Den Haag – Op dit moment zijn er 30 schapenbedrijven bij de Gezondheidsdienst voor Dieren (GD) bekend waar misvormd geboren lammeren zijn aangetroffen. Daarnaast zijn er nog 16 bedrijven die contact hebben opgenomen met de GD omdat zij ook te kampen hebben met verschijnselen die kunnen wijzen op een infectie. Het Centraal Veterinair Instituut (CVI) heeft inmiddels bij 13 van 27 onderzochte lammeren het Schmallenbergvirus aangetoond. In de monsters van twee misvormde kalveren die zijn onderzocht, is het virus niet aangetroffen.
Dat staat in een brief aan de Tweede Kamer waarmee staatssecretaris Henk Bleker van Economische Zaken, Landbouw en Innovatie de Tweede Kamer op de hoogte stelt van de actuele ontwikkelingen rond het Schmallenbergvirus. De staatssecretaris heeft op dinsdag 20 december een meldplicht afgekondigd voor misvormde nieuwgeboren herkauwers. De meldplicht geldt ook voor dierenartsen en voor personen die werkzaam zijn in onderzoeksinstellingen. Het doel van de meldplicht is meer te weten te komen over de omvang en de geografische verspreiding van de problemen die worden veroorzaakt door het Schmallenbergvirus.

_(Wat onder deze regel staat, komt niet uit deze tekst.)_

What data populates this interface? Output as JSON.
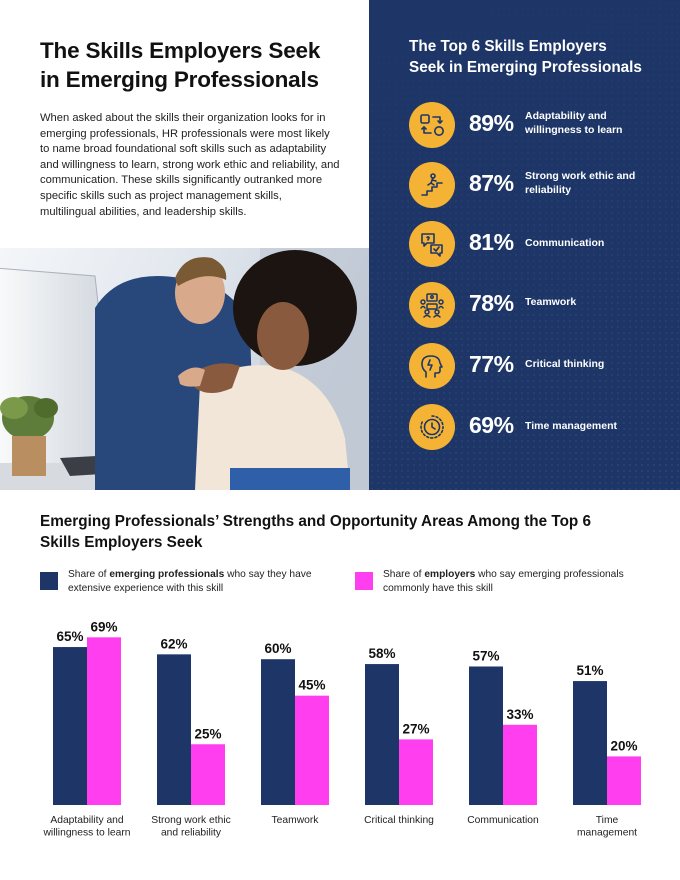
{
  "intro": {
    "title_line1": "The Skills Employers Seek",
    "title_line2": "in Emerging Professionals",
    "body": "When asked about the skills their organization looks for in emerging professionals, HR professionals were most likely to name broad foundational soft skills such as adaptability and willingness to learn, strong work ethic and reliability, and communication. These skills significantly outranked more specific skills such as project management skills, multilingual abilities, and leadership skills."
  },
  "panel": {
    "title_line1": "The Top 6 Skills Employers",
    "title_line2": "Seek in Emerging Professionals",
    "skills": [
      {
        "pct": "89%",
        "label": "Adaptability and willingness to learn",
        "icon": "adaptability-icon"
      },
      {
        "pct": "87%",
        "label": "Strong work ethic and reliability",
        "icon": "stairs-climber-icon"
      },
      {
        "pct": "81%",
        "label": "Communication",
        "icon": "chat-bubbles-icon"
      },
      {
        "pct": "78%",
        "label": "Teamwork",
        "icon": "team-meeting-icon"
      },
      {
        "pct": "77%",
        "label": "Critical thinking",
        "icon": "head-lightbulb-icon"
      },
      {
        "pct": "69%",
        "label": "Time management",
        "icon": "clock-icon"
      }
    ]
  },
  "legend": {
    "navy": {
      "prefix": "Share of ",
      "bold": "emerging professionals",
      "suffix": " who say they have extensive experience with this skill"
    },
    "pink": {
      "prefix": "Share of ",
      "bold": "employers",
      "suffix": " who say emerging professionals commonly have this skill"
    }
  },
  "colors": {
    "navy": "#1e3667",
    "pink": "#ff3ef0",
    "gold": "#f5b335"
  },
  "chart_data": {
    "type": "bar",
    "title": "Emerging Professionals’ Strengths and Opportunity Areas Among the Top 6 Skills Employers Seek",
    "categories": [
      [
        "Adaptability and",
        "willingness to learn"
      ],
      [
        "Strong work ethic",
        "and reliability"
      ],
      [
        "Teamwork"
      ],
      [
        "Critical thinking"
      ],
      [
        "Communication"
      ],
      [
        "Time",
        "management"
      ]
    ],
    "series": [
      {
        "name": "Share of emerging professionals who say they have extensive experience with this skill",
        "color": "#1e3667",
        "values": [
          65,
          62,
          60,
          58,
          57,
          51
        ]
      },
      {
        "name": "Share of employers who say emerging professionals commonly have this skill",
        "color": "#ff3ef0",
        "values": [
          69,
          25,
          45,
          27,
          33,
          20
        ]
      }
    ],
    "value_suffix": "%",
    "ylim": [
      0,
      100
    ],
    "grid": false,
    "legend_position": "top"
  }
}
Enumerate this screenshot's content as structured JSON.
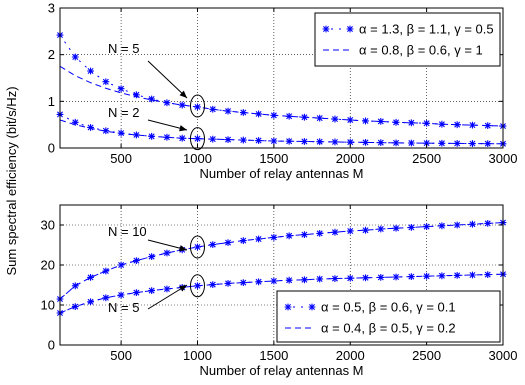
{
  "figure": {
    "ylabel": "Sum spectral efficiency (bit/s/Hz)"
  },
  "chart_data": [
    {
      "type": "line",
      "xlabel": "Number of relay antennas M",
      "xlim": [
        100,
        3000
      ],
      "ylim": [
        0,
        3
      ],
      "xticks": [
        500,
        1000,
        1500,
        2000,
        2500,
        3000
      ],
      "yticks": [
        0,
        1,
        2,
        3
      ],
      "grid": true,
      "legend_position": "top-right",
      "legend": [
        {
          "label": "α = 1.3, β = 1.1, γ = 0.5",
          "style": "star"
        },
        {
          "label": "α = 0.8, β = 0.6, γ = 1",
          "style": "dashed"
        }
      ],
      "annotations": [
        {
          "text": "N = 5",
          "target": [
            1000,
            0.9
          ]
        },
        {
          "text": "N = 2",
          "target": [
            1000,
            0.2
          ]
        }
      ],
      "x": [
        100,
        200,
        300,
        400,
        500,
        600,
        700,
        800,
        900,
        1000,
        1100,
        1200,
        1300,
        1400,
        1500,
        1600,
        1700,
        1800,
        1900,
        2000,
        2100,
        2200,
        2300,
        2400,
        2500,
        2600,
        2700,
        2800,
        2900,
        3000
      ],
      "series": [
        {
          "group": "N = 5",
          "style": "star",
          "values": [
            2.42,
            1.95,
            1.65,
            1.42,
            1.27,
            1.14,
            1.05,
            0.97,
            0.92,
            0.88,
            0.83,
            0.79,
            0.76,
            0.73,
            0.7,
            0.68,
            0.66,
            0.64,
            0.62,
            0.6,
            0.58,
            0.57,
            0.55,
            0.54,
            0.53,
            0.51,
            0.5,
            0.49,
            0.48,
            0.47
          ]
        },
        {
          "group": "N = 5",
          "style": "dashed",
          "values": [
            1.75,
            1.55,
            1.4,
            1.28,
            1.18,
            1.1,
            1.03,
            0.97,
            0.92,
            0.88,
            0.83,
            0.79,
            0.76,
            0.73,
            0.7,
            0.68,
            0.66,
            0.64,
            0.62,
            0.6,
            0.58,
            0.57,
            0.55,
            0.54,
            0.53,
            0.51,
            0.5,
            0.49,
            0.48,
            0.47
          ]
        },
        {
          "group": "N = 2",
          "style": "star",
          "values": [
            0.72,
            0.55,
            0.44,
            0.37,
            0.32,
            0.28,
            0.25,
            0.23,
            0.21,
            0.2,
            0.19,
            0.18,
            0.17,
            0.16,
            0.15,
            0.145,
            0.14,
            0.135,
            0.13,
            0.125,
            0.12,
            0.115,
            0.11,
            0.107,
            0.104,
            0.101,
            0.098,
            0.095,
            0.093,
            0.09
          ]
        },
        {
          "group": "N = 2",
          "style": "dashed",
          "values": [
            0.6,
            0.5,
            0.42,
            0.36,
            0.31,
            0.28,
            0.25,
            0.23,
            0.21,
            0.2,
            0.19,
            0.18,
            0.17,
            0.16,
            0.15,
            0.145,
            0.14,
            0.135,
            0.13,
            0.125,
            0.12,
            0.115,
            0.11,
            0.107,
            0.104,
            0.101,
            0.098,
            0.095,
            0.093,
            0.09
          ]
        }
      ]
    },
    {
      "type": "line",
      "xlabel": "Number of relay antennas M",
      "xlim": [
        100,
        3000
      ],
      "ylim": [
        0,
        35
      ],
      "xticks": [
        500,
        1000,
        1500,
        2000,
        2500,
        3000
      ],
      "yticks": [
        0,
        10,
        20,
        30
      ],
      "grid": true,
      "legend_position": "bottom-right",
      "legend": [
        {
          "label": "α = 0.5, β = 0.6, γ = 0.1",
          "style": "star"
        },
        {
          "label": "α = 0.4, β = 0.5, γ = 0.2",
          "style": "dashed"
        }
      ],
      "annotations": [
        {
          "text": "N = 10",
          "target": [
            1000,
            24.5
          ]
        },
        {
          "text": "N = 5",
          "target": [
            1000,
            14.8
          ]
        }
      ],
      "x": [
        100,
        200,
        300,
        400,
        500,
        600,
        700,
        800,
        900,
        1000,
        1100,
        1200,
        1300,
        1400,
        1500,
        1600,
        1700,
        1800,
        1900,
        2000,
        2100,
        2200,
        2300,
        2400,
        2500,
        2600,
        2700,
        2800,
        2900,
        3000
      ],
      "series": [
        {
          "group": "N = 10",
          "style": "star",
          "values": [
            11.5,
            14.8,
            16.9,
            18.5,
            20.0,
            21.1,
            22.1,
            23.0,
            23.8,
            24.5,
            25.1,
            25.6,
            26.1,
            26.5,
            26.9,
            27.3,
            27.6,
            27.9,
            28.2,
            28.5,
            28.7,
            29.0,
            29.2,
            29.4,
            29.6,
            29.8,
            30.0,
            30.2,
            30.4,
            30.6
          ]
        },
        {
          "group": "N = 10",
          "style": "dashed",
          "values": [
            11.5,
            14.8,
            16.9,
            18.5,
            20.0,
            21.1,
            22.1,
            23.0,
            23.8,
            24.5,
            25.1,
            25.6,
            26.1,
            26.5,
            26.9,
            27.3,
            27.6,
            27.9,
            28.2,
            28.5,
            28.7,
            29.0,
            29.2,
            29.4,
            29.6,
            29.8,
            30.0,
            30.2,
            30.4,
            30.6
          ]
        },
        {
          "group": "N = 5",
          "style": "star",
          "values": [
            8.0,
            9.6,
            10.8,
            11.8,
            12.5,
            13.1,
            13.6,
            14.0,
            14.4,
            14.8,
            15.1,
            15.4,
            15.6,
            15.8,
            16.0,
            16.2,
            16.3,
            16.5,
            16.6,
            16.7,
            16.8,
            16.9,
            17.0,
            17.1,
            17.2,
            17.3,
            17.4,
            17.5,
            17.6,
            17.7
          ]
        },
        {
          "group": "N = 5",
          "style": "dashed",
          "values": [
            8.0,
            9.6,
            10.8,
            11.8,
            12.5,
            13.1,
            13.6,
            14.0,
            14.4,
            14.8,
            15.1,
            15.4,
            15.6,
            15.8,
            16.0,
            16.2,
            16.3,
            16.5,
            16.6,
            16.7,
            16.8,
            16.9,
            17.0,
            17.1,
            17.2,
            17.3,
            17.4,
            17.5,
            17.6,
            17.7
          ]
        }
      ]
    }
  ]
}
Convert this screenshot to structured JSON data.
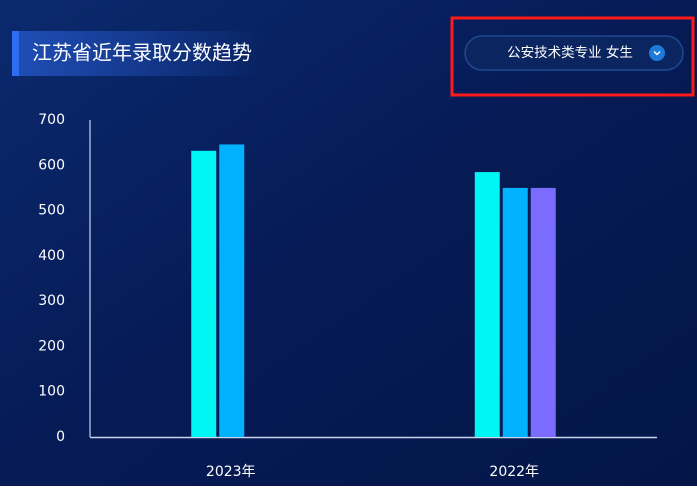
{
  "header": {
    "title": "江苏省近年录取分数趋势",
    "dropdown": "公安技术类专业 女生"
  },
  "chart_data": {
    "type": "bar",
    "categories": [
      "2023年",
      "2022年"
    ],
    "series": [
      {
        "color": "#00f5f5",
        "values": [
          632,
          585
        ]
      },
      {
        "color": "#00b2ff",
        "values": [
          646,
          550
        ]
      },
      {
        "color": "#7a6cff",
        "values": [
          null,
          550
        ]
      }
    ],
    "ylim": [
      0,
      700
    ],
    "yticks": [
      0,
      100,
      200,
      300,
      400,
      500,
      600,
      700
    ]
  }
}
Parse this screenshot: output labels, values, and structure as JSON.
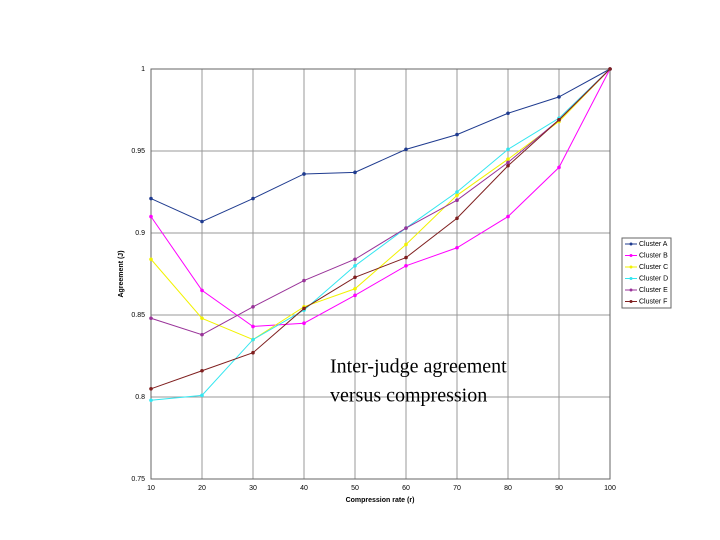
{
  "chart_data": {
    "type": "line",
    "x_label": "Compression rate (r)",
    "y_label": "Agreement (J)",
    "annotation": [
      "Inter-judge agreement",
      "versus compression"
    ],
    "x": [
      10,
      20,
      30,
      40,
      50,
      60,
      70,
      80,
      90,
      100
    ],
    "xlim": [
      10,
      100
    ],
    "xticks": [
      10,
      20,
      30,
      40,
      50,
      60,
      70,
      80,
      90,
      100
    ],
    "ylim": [
      0.75,
      1
    ],
    "yticks": [
      0.75,
      0.8,
      0.85,
      0.9,
      0.95,
      1
    ],
    "grid": true,
    "legend": "right",
    "series": [
      {
        "name": "Cluster A",
        "color": "#1f3b8f",
        "values": [
          0.921,
          0.907,
          0.921,
          0.936,
          0.937,
          0.951,
          0.96,
          0.973,
          0.983,
          1
        ]
      },
      {
        "name": "Cluster B",
        "color": "#ff00ff",
        "values": [
          0.91,
          0.865,
          0.843,
          0.845,
          0.862,
          0.88,
          0.891,
          0.91,
          0.94,
          1
        ]
      },
      {
        "name": "Cluster C",
        "color": "#f2f200",
        "values": [
          0.884,
          0.848,
          0.835,
          0.855,
          0.866,
          0.893,
          0.923,
          0.945,
          0.968,
          1
        ]
      },
      {
        "name": "Cluster D",
        "color": "#33e6f0",
        "values": [
          0.798,
          0.801,
          0.835,
          0.853,
          0.88,
          0.903,
          0.925,
          0.951,
          0.97,
          1
        ]
      },
      {
        "name": "Cluster E",
        "color": "#993399",
        "values": [
          0.848,
          0.838,
          0.855,
          0.871,
          0.884,
          0.903,
          0.92,
          0.943,
          0.969,
          1
        ]
      },
      {
        "name": "Cluster F",
        "color": "#7f1f1f",
        "values": [
          0.805,
          0.816,
          0.827,
          0.854,
          0.873,
          0.885,
          0.909,
          0.941,
          0.969,
          1
        ]
      }
    ]
  }
}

Op basis van de beschikbare informatie concluderen experts van het RIVM dat overdracht van het virus op mensen niet uitgesloten kan worden maar zeer onwaarschijnlijk is. Eerste gegevens over verwantschap van het Schmallenbergvirus met wel bekende virussen wijzen erop dat dit virus alleen herkauwers treft. Informatie van veterinaire instituten geeft aan dat de piek van de infecties bij dieren in augustus/september heeft plaatsgevonden. In die periode zijn geen ongewone klachten bij mensen geconstateerd. Uit voorzorg wordt aan veehouders, dierenartsen en andere personen die direct contact hebben gehad met afwijkende dieren wel gevraagd om bij ongewone gezondheidsklachten contact op te nemen met de GGD. En zoals altijd geldt de aanbeveling om bij direct contact met dieren de gebruikelijke hygiënemaatregelen in acht te nemen.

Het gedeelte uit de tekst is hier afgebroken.